Special thanks to Gwen Wells, Archivist, Jones Memorial Library, and Deborah Smith, Executive Director, Jones Memorial Library for sharing this treasure from their special collections! It provides an example of “library hand”, a special type of handwriting used before the proliferation of typewriters and computers. Those skilled in library hand often produced the cards for their libraries’ card catalogs (find out more about library hand on Book Riot and Library History Buff Blog).
Director Smith recounts:
“Jones Memorial Library was founded as the second public library in Virginia.
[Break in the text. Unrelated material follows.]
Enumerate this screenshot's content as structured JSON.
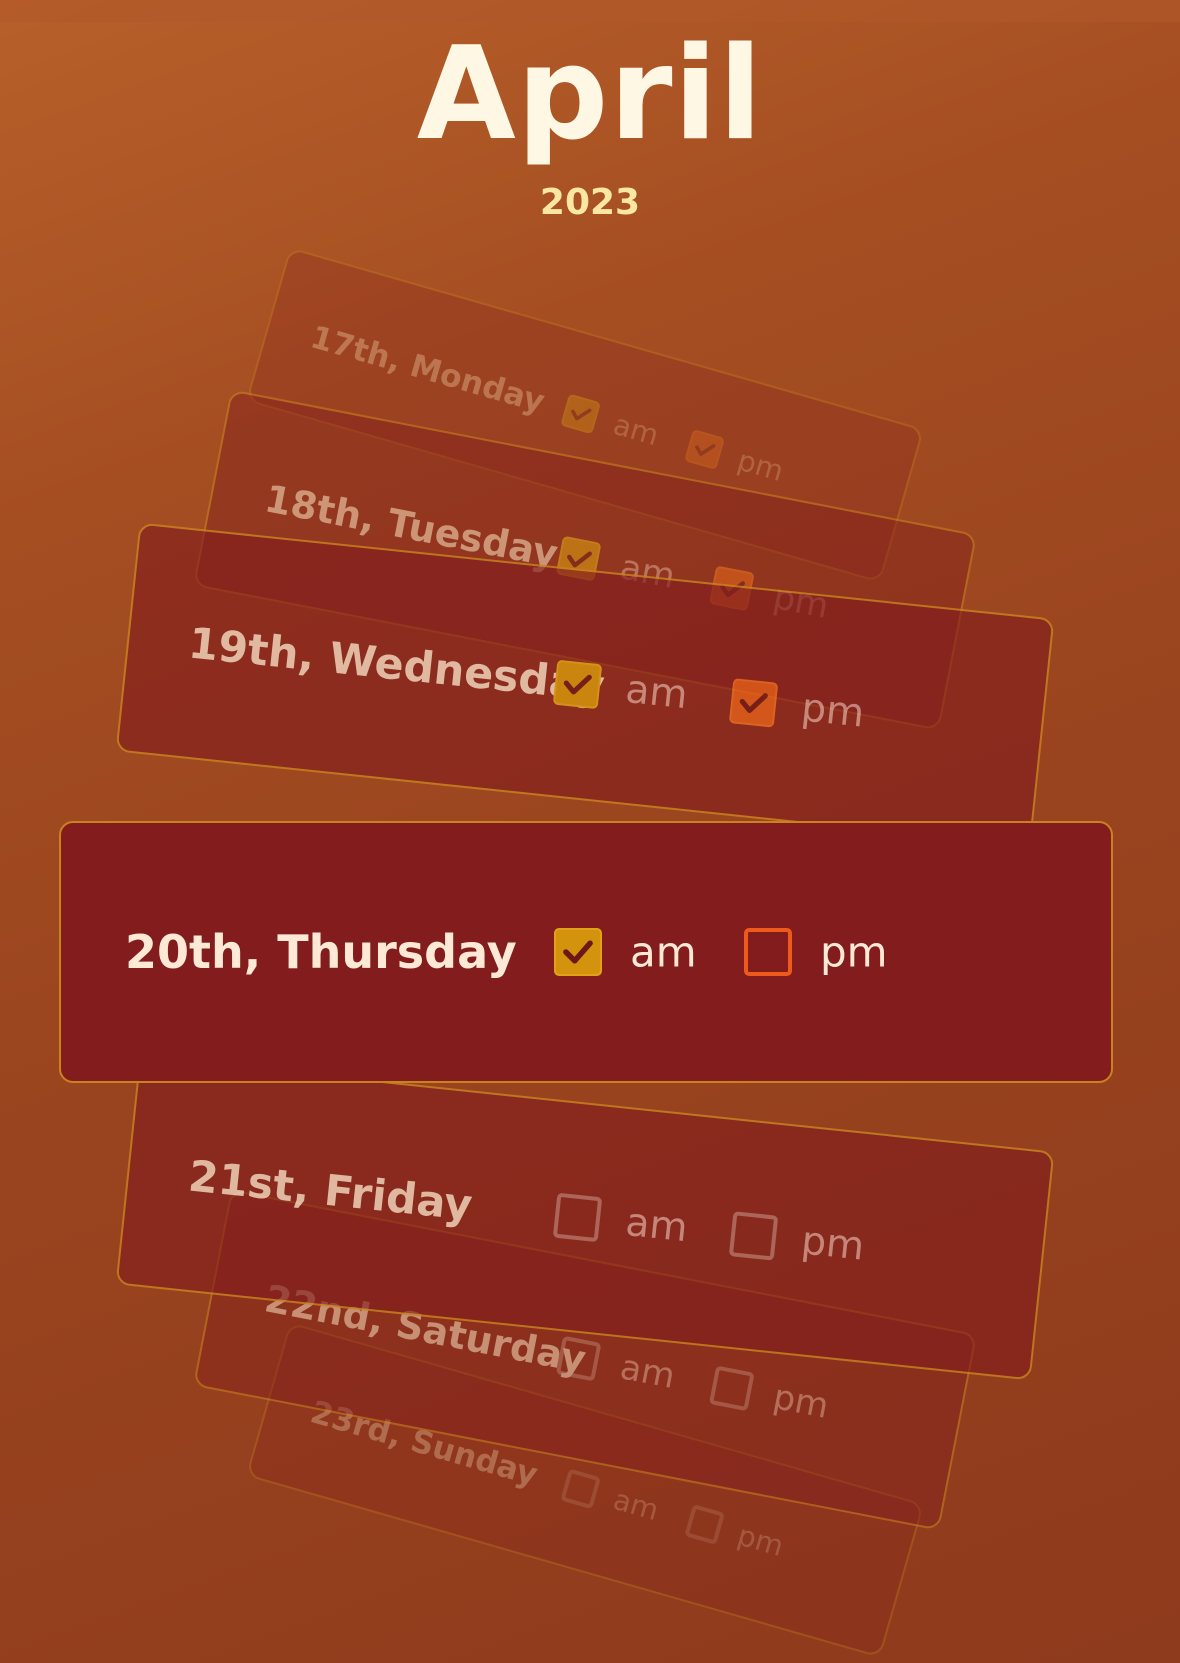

It opened in 1908 and served whites-only until 1924, when the Dunbar Branch opened at Lynchburg’s Dunbar High School.
This year marks the 100th anniversary of the branch, which was operated by JML between 1924-1946. We have an online and in-person exhibit about the branch; you can visit the online exhibit here:
https://digitaljones.omeka.net/exhibits/show/four-women–dunbar-branch/introduction-to-jones-memorial
We would like to submit the Dunbar Branch’s first report for your blog. The report was co-authored by Rachel Davis Harris of the Louisville Free Public Library and Anne Spencer, librarian at the Dunbar Branch. Harris and Spencer were pioneering black librarians. The report was written in “library hand”; subsequent reports were typed (!). The January 1924 branch report is attached and also in our collection here:
https://digitaljones.omeka.net/items/show/593
We also have ALA surveys on library segregation in the 1920s and 1930s, “Negro” book lists, etc. that might be of interest. They’re in the online exhibit.”